No one owns the Internet. But even the democratized Internet needs people to oversee it. That is the role of the World Wide Web Consortium, or W3C, an organization that sets standards to ensure the Web runs smoothly and continues to evolve with new technologies.

World Wide Web inventor Tim Berners-Lee founded W3C in 1994 shortly after he created the first Web page specifications for Uniform Resource Locators (URLs), Hypertext Transfer Protocol (HTTP) and HyperText Markup Language (HTML). Berners-Lee wanted to avoid a monopolization of the Web, but without a single Web provider there was the potential for competing tech infrastructure. By setting standards, he hoped to avoid these contradictions.

As W3C CEO Dr. Jeff Jaffe explains it, the Web uses certain vocabulary, such as HTML and Cascading Style Sheets (CSS). W3C’s standardized vocabulary ensures that if you create a website or Web app, it will be rendered on all different browsers and devices. In other words, the fact that you can read Power More on Firefox or Chrome or your tablet or your smartphone is no coincidence.

W3C standards are recommendations, not requirements, and standards mean little if no one is using them. But with more than 400 member organizations in the consortium, including universities, nonprofits and major technology companies such as Facebook, Alibaba and Dell, W3C standards are often adopted industrywide.

Bringing these diverse interests together is not without its challenges.

“It is extremely rare that we will not get comments on a proposed standard,” Jaffe said. W3C has faced controversial issues in the past, including its efforts to standardize “Do Not Track” (DNT) features, which monitor user activity on Web browsers.

In 2011, W3C launched its Tracking Protection Working Group to draft a DNT standard. Privacy groups and some Web browser makers, such as Microsoft and Mozilla, pushed for a default “on” for DNT or the option for first-time users to set their own preferences. Online advertising interests pushed back with a request for a default “off.” Internally, there was also disagreement about what it meant for data collection once DNT was activated. Several years later, after delays and extensions, the W3C finally published its final recommendation, but only after the Digital Advertising Alliance (DAA) pulled out the process.

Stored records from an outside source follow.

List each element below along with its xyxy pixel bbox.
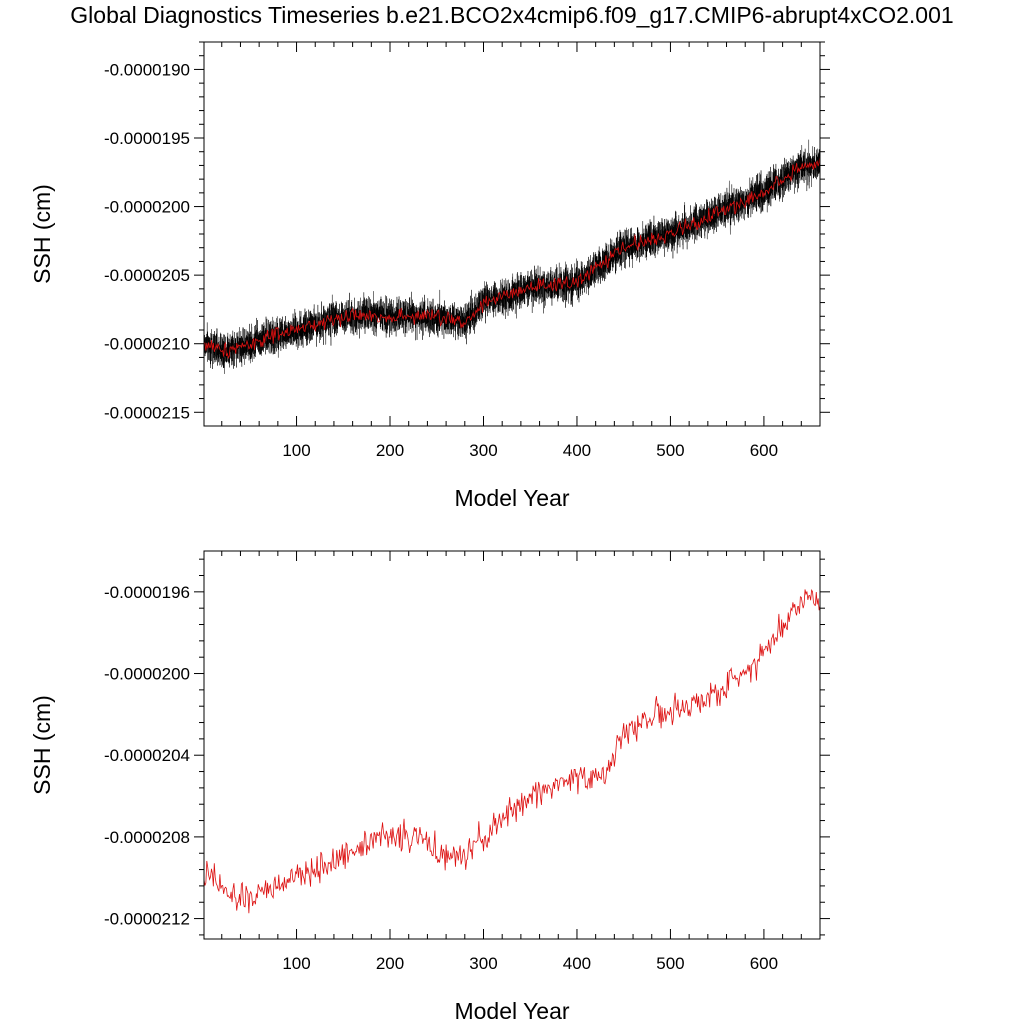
y-tick-label: -0.0000208 bbox=[104, 828, 190, 847]
series-line-monthly-0 bbox=[204, 139, 820, 374]
x-tick-label: 600 bbox=[750, 441, 778, 460]
top-panel: 100 200 300 400 500 600 -0.0000215 -0.0000210 -0… bbox=[29, 41, 830, 511]
page-title: Global Diagnostics Timeseries b.e21.BCO2… bbox=[70, 2, 954, 28]
y-tick-label: -0.0000212 bbox=[104, 910, 190, 929]
x-tick-label: 500 bbox=[656, 441, 684, 460]
x-tick-label: 400 bbox=[563, 954, 591, 973]
y-axis-title: SSH (cm) bbox=[29, 184, 55, 284]
y-tick-label: -0.0000204 bbox=[104, 746, 190, 765]
y-tick-label: -0.0000190 bbox=[104, 60, 190, 79]
x-tick-label: 300 bbox=[469, 441, 497, 460]
x-tick-label: 500 bbox=[656, 954, 684, 973]
bottom-panel: 100 200 300 400 500 600 -0.0000212 -0.0000208 -0… bbox=[29, 550, 830, 1024]
x-axis-title: Model Year bbox=[454, 485, 569, 511]
x-tick-label: 100 bbox=[282, 441, 310, 460]
x-tick-label: 200 bbox=[376, 441, 404, 460]
plot-frame-0 bbox=[203, 41, 821, 427]
y-tick-label: -0.0000215 bbox=[104, 403, 190, 422]
y-axis-title: SSH (cm) bbox=[29, 695, 55, 795]
x-axis-title: Model Year bbox=[454, 998, 569, 1024]
x-tick-label: 400 bbox=[563, 441, 591, 460]
y-tick-label: -0.0000195 bbox=[104, 129, 190, 148]
x-tick-label: 100 bbox=[282, 954, 310, 973]
x-tick-label: 600 bbox=[750, 954, 778, 973]
series-line-annual-mean-1 bbox=[204, 589, 820, 914]
y-tick-label: -0.0000200 bbox=[104, 198, 190, 217]
y-tick-label: -0.0000210 bbox=[104, 335, 190, 354]
plot-frame-1 bbox=[203, 550, 821, 940]
series-line-annual-mean-0 bbox=[204, 156, 820, 360]
y-tick-label: -0.0000196 bbox=[104, 583, 190, 602]
x-tick-label: 300 bbox=[469, 954, 497, 973]
y-tick-label: -0.0000200 bbox=[104, 665, 190, 684]
x-tick-label: 200 bbox=[376, 954, 404, 973]
y-tick-label: -0.0000205 bbox=[104, 266, 190, 285]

But W3C sees its duty to be facing opposition within the industry and building consensus, bringing academia and advertising and social media and entertainment together and “facilitating a dialogue in the community.”

With its policy of “vendor neutrality,” however, W3C draws the line at allowing companies to decide or manipulate the standardization process in their favor. Although, member payments help fund W3C, the diverse 400 member organizations ensure no one company is “footing the bill for the consortium,” Jaffe said.

Next-generation standards

Beyond simply reflecting existing best practices in the community, such as formalizing commonly used code with a standardized language, W3C pushes the Web forward by incorporating new technologies into their standards. In 2014, W3C released HTML5, the newest iteration of the programming language, which expanded the potential for multimedia on the Web.

“It was a decade in the making and is considerably more advanced,” Jaffe explained. “Video is now native to the browser, meaning you don’t need extensive plug-ins.”

Roger McNamee, a Silicon Valley investor, put his support behind HTML5, telling The Wall Street Journal that its multimedia tools would provide a diversity of content, “[putting] power back in the hands of creative people.” 

Ultimately, most of the work W3C does, including its HTML5 standard, is behind closed doors (or, behind Web pages, hidden in lines of code).

But W3C’s work is in action every time you browse on your smartphone or watch a video on social media, because of its central role in developing Web technologies.

“Think about what you could do with the Web 25 years ago,” Jaffe said. “You could browse the static Web on a desktop computer with no multimedia and without laptops or smartphones.”

“Now think about what you can do today. The reason the Web is so much more powerful is because we have evolved the underlying language and the underlying tech infrastructure,” he added.